Lord Byron on Demand

Harvard University Press's backlist is both one of its greatest blessings on the world of scholars and a strong source of income—but only when solid senior-citizen books are kept in print and not allowed to slip into the forlorn territory of "out of stock indefinitely" (OSI) or "out of print" (OOP).

Print-on-demand (POD) technology has been available for years and has been used by many trade publishers to have single copies of books that are no longer available in the publisher's own first or subsequent printings made by a quick-printer virtually overnight. The publisher licenses the text to the quick-printer—and gives up both a significant share of the royalties and control over the physical quality of the product. Such an arrangement has not appealed to the custodians of the Harvard University Press backlist.

JHJ-sisler
William Sisler with the press's 1985 edition of William James's The Varieties of Religious Experience (left) and the reprint
Photograph by Stu Rosner

Now, however, the press has formed a partnership that does please—with Acme Bookbinding, a Boston institution more than 175 years old and headed by Paul Parisi '75—one that will allow the press to retain the rights to books and maintain control over the quality of their production. "Acme, like HUP, is committed to preserving the past, while at the same time making use of the latest technologies to move publishing forward," says William Sisler, director of the press. Acme has been binding single copies of books for libraries for ages and is used to meeting high standards. "The printed word helps keep alive the philosophies that shaped our democracy," says Parisi. "Putting back into print, in a beautiful, high-quality volume that will last forever, a classic work of history or philosophy is like making a museum piece available to everyone."

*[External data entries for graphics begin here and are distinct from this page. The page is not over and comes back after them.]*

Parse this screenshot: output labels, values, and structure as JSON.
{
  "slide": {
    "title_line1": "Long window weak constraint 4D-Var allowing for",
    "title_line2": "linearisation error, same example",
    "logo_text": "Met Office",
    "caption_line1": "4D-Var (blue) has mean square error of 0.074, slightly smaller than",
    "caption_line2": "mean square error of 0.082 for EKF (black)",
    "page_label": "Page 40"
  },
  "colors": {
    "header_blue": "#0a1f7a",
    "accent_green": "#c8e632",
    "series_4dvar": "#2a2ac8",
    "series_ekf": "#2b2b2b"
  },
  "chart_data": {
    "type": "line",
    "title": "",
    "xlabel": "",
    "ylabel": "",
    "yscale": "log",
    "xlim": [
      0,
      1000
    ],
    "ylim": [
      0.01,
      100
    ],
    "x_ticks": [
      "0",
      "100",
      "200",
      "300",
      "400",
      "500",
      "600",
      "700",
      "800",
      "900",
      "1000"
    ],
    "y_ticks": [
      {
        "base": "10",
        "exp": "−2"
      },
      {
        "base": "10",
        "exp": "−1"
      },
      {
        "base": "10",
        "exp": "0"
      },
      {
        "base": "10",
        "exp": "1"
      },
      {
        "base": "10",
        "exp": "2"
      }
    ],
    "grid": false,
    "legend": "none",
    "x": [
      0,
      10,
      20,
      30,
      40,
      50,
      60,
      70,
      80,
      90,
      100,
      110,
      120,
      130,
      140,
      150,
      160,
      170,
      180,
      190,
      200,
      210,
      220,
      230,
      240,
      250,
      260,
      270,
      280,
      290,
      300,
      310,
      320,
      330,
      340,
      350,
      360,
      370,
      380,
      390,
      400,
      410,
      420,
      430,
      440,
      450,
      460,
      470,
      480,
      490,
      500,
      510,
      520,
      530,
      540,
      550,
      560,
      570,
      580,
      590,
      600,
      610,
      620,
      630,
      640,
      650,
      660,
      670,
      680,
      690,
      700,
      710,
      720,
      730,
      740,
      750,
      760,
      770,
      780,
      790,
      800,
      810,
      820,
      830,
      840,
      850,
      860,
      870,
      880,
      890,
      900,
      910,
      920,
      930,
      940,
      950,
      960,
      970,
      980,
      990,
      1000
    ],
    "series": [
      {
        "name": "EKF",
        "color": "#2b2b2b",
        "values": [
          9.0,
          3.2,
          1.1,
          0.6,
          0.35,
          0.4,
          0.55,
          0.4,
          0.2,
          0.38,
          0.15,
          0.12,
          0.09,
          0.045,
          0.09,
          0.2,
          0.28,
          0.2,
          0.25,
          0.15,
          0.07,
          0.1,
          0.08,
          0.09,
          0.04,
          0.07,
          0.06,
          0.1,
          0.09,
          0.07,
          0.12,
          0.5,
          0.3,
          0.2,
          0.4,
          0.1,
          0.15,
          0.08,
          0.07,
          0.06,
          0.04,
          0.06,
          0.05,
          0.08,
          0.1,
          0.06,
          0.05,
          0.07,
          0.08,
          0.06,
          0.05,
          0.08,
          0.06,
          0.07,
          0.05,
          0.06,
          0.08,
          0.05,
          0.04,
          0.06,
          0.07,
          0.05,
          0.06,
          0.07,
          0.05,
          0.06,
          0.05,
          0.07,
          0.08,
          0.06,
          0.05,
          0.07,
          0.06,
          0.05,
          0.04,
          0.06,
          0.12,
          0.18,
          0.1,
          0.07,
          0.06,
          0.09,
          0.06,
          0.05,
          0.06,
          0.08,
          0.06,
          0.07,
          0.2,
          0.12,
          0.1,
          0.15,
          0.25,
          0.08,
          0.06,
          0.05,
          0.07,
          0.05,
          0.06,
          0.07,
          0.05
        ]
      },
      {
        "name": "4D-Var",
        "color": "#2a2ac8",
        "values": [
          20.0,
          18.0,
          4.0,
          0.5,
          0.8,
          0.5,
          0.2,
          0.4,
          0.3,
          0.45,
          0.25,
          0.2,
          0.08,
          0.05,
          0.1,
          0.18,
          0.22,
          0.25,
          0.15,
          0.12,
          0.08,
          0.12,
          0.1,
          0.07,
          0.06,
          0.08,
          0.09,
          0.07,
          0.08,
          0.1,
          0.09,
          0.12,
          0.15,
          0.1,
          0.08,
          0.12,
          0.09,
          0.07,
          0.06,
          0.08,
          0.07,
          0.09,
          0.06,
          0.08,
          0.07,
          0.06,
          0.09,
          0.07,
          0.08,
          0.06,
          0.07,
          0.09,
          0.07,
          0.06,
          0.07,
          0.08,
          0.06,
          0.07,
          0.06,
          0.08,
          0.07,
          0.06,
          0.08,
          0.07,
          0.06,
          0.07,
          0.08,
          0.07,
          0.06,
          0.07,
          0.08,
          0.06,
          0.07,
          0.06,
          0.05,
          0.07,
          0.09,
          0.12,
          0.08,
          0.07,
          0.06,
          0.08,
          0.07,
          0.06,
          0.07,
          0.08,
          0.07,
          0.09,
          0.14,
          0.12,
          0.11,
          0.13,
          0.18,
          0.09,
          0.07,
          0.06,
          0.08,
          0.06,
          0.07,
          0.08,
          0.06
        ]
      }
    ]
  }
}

To launch the new print-on-demand service, the press has revivified and made available 100 of its "classic" backlist titles. If you want a copy of Byron's Letters and Journals: "In My Hot Youth," 1798-1810, edited by Leslie Marchand, volume one in the 12-volume edition that began to appear in 1973, you or your bookseller will send the order to the press's warehouse. The order will then register at Acme via an electronic-data-interchange transaction, which will initiate the manufacture of the book and its delivery within days.

"The books in this program are printed as facsimiles of the last edition," says John Walsh, production manager at the press. "There will be no compromises to typefaces, or to font sizes and margins, and the books appear in their original trim size. Acme has carefully scanned every page of the original. The books are printed on papers that match the weight, shade, caliper, and opacity of those earlier editions. They are bound in cloth, with headbands and reinforced endpapers." The books will differ from the originals in that their bindings will be ink-jet printed, not stamped, and thus must be of light-colored cloth, while the originals might not have been; the books will not be jacketed, but many customers will be libraries, which have no use for book jackets; and the halftones may be somewhat darker and less sharp than the originals. The technology is capable of producing four-color work. Walsh believes that a new standard has been created, "a benchmark for digital book production."

Additional out-of-print books will join the 100 starters on a continual basis. Soon, there'll be no more OSI or OOP at HUP with POD.